Perhaps Alfred Kinsey and his research team helped pave the way with his six-point table of responses to his interviews and surveys relating to sexuality in his studies, Sexual Behavior in the Human Male, 1948, and Sexual Behavior in the Human Female, 1953. The Kinsey scale ranges from 0 for those who solely had desires for or sexual experiences with the opposite sex to 6 for those who had exclusively same sex desires or experiences, and 1–5 for those who had varying levels of desire or experiences with both sexes, including “incidental” or “occasional” desire for sexual activity with the same sex. It did not reference whether they ‘identified’ as heterosexual, bisexual, or homosexual.
Such a scale would seem bizarre in Elizabethan and early Stuart England. Shakespeare was the Soul of the Age, as Ben Jonson wrote in his memory—and, as it’s turned out, ever since. His dramas, words, psychology, and observations continue to touch each generation anew. However, the Renaissance mind was was definitely different from our own, at least in the matter of sexual categorization. It simply did not exist.
My upcoming novel, Bedtrick, depicts a relationship between two women in Shakespeare’s England. One, Alexander (Sander) Cooke mentioned elsewhere in this blog was born female. She convincingly disguised herself as male so as to perform on stage, where female roles were played by boys and young men. Early on, the publisher asked me if these two were homosexual. A resounding no! Even if the two were only attracted to women, which in fact neither is, the word is irrelevant to the times.
The woman I refer in my blog and novels who blatantly flaunted the rules against cross-dressing is Moll Frith. In the early 17thcentury she was arrested as a thief and a bawd, but her own sexuality is not on record. Moll never married; beyond that we don’t know. Middleton and Dekker’s play in which Moll is the leading character, The Roaring Girl, is a sexual farce of sorts, but Moll is shown as chaste and uninterested in pursuing men. Whether she’s interested in women doesn’t concern the playwrights.
Early on, my blog related to my novel The Secret Player. However, I did refer to sources and plays that relate to my gender fluidity course. For example, some passages from ‘Boy Actors and Sex, 2’, slightly edited:
Elizabethan England enacted strict laws against sodomy, and other ‘perverted’ behaviors were condemned, as the writings of the Puritan John Rainoldes and others illustrate.
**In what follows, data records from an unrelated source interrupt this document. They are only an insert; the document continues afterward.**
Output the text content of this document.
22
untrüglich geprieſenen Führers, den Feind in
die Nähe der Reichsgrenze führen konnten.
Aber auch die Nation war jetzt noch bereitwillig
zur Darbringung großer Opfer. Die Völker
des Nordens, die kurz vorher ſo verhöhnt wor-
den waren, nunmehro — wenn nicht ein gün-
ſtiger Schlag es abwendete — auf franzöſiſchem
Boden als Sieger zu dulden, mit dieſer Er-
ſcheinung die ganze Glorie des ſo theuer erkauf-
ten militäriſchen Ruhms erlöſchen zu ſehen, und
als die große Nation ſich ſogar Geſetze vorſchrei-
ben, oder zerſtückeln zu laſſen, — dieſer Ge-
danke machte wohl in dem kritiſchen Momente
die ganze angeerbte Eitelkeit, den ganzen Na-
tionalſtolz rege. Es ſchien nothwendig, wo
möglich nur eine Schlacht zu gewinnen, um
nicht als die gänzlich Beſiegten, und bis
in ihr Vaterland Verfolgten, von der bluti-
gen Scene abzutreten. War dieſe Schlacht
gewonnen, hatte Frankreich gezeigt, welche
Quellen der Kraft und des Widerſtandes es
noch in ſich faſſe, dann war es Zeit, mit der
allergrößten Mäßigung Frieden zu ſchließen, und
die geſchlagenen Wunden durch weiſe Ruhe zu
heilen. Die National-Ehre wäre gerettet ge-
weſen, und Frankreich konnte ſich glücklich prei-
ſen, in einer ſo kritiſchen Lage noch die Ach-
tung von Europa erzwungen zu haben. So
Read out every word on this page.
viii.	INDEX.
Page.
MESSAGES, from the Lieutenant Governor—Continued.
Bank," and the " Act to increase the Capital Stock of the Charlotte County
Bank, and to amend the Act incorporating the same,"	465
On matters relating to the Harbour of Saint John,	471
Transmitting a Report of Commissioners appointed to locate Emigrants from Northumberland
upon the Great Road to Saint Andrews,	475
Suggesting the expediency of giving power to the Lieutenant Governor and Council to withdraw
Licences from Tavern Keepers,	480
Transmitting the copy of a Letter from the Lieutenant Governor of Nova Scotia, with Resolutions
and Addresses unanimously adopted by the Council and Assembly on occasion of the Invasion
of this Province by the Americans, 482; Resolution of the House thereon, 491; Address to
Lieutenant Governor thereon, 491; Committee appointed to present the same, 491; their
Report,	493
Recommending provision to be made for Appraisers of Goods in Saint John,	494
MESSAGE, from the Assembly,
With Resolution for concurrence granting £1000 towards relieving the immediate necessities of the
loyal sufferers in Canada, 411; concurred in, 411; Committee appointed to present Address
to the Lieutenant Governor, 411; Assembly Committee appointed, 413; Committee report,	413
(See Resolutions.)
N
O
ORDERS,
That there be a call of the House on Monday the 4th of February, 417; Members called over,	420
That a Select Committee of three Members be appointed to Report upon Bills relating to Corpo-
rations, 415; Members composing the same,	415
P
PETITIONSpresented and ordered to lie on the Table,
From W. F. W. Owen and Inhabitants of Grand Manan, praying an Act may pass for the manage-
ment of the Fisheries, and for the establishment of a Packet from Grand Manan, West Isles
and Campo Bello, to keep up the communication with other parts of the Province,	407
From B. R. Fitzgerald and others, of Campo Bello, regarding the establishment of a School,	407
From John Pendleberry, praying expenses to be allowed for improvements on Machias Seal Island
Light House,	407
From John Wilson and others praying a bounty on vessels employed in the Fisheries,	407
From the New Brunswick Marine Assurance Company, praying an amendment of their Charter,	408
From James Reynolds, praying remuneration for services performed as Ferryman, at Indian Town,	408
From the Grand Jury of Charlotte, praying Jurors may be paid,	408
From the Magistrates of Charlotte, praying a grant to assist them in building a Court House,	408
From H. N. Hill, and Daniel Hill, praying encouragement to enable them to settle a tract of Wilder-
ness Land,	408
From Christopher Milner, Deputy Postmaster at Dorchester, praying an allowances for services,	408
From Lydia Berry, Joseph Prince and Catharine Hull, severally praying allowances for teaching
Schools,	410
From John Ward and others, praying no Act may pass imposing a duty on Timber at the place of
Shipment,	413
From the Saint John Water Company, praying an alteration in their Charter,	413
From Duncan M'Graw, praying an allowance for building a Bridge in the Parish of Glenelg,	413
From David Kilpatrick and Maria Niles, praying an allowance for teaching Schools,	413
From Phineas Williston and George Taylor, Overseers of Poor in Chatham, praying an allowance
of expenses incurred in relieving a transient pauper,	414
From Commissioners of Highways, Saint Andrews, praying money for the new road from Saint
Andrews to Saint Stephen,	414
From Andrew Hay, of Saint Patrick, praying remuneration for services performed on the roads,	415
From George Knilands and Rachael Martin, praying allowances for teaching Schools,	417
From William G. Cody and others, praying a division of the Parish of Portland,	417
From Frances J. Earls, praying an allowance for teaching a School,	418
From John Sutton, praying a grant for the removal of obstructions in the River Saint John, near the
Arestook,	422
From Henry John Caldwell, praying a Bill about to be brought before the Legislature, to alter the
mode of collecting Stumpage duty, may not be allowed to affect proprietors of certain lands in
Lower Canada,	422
In his Th’ Overthrow of Stage Players Rainoldes’ hysteria is aimed at the mere existence boy players and theatre itself to ta pathological degree..
However, as Bruce Smith and Alan Bray have pointed out separately, the apparent virulent homophobia of Elizabethan law (death for sodomy, which could be so broadly defined as to include witchcraft, heresy, and treason) is not comprehensive proof of the social attitude towards homoeroticism in that era. Although preachers inveighed against sodomy, sexual contact between males was more widespread than the law suggests.
Realities of life in England included apprentices. laborers and guests at inns sleeping several to the bed, males sharing schooling, and soldiering in close quarters. In Shakespeare’s day, ideas of sexuality were fluid; one might participate in homosexual acts without being identified by them. Only when, for example, a marriage was barren because of the husband’s inclinations elsewhere or for rape of a young man were the laws were invoked. Court records recount amazingly few prosecutions.
As Kinsey points out, people’s sexual orientation can change over the years. This is born up in early modern England history, where men involved with other men either already were married or in general, married later. A whole course-worth of topics and people to cover, but the basic point has been made for now.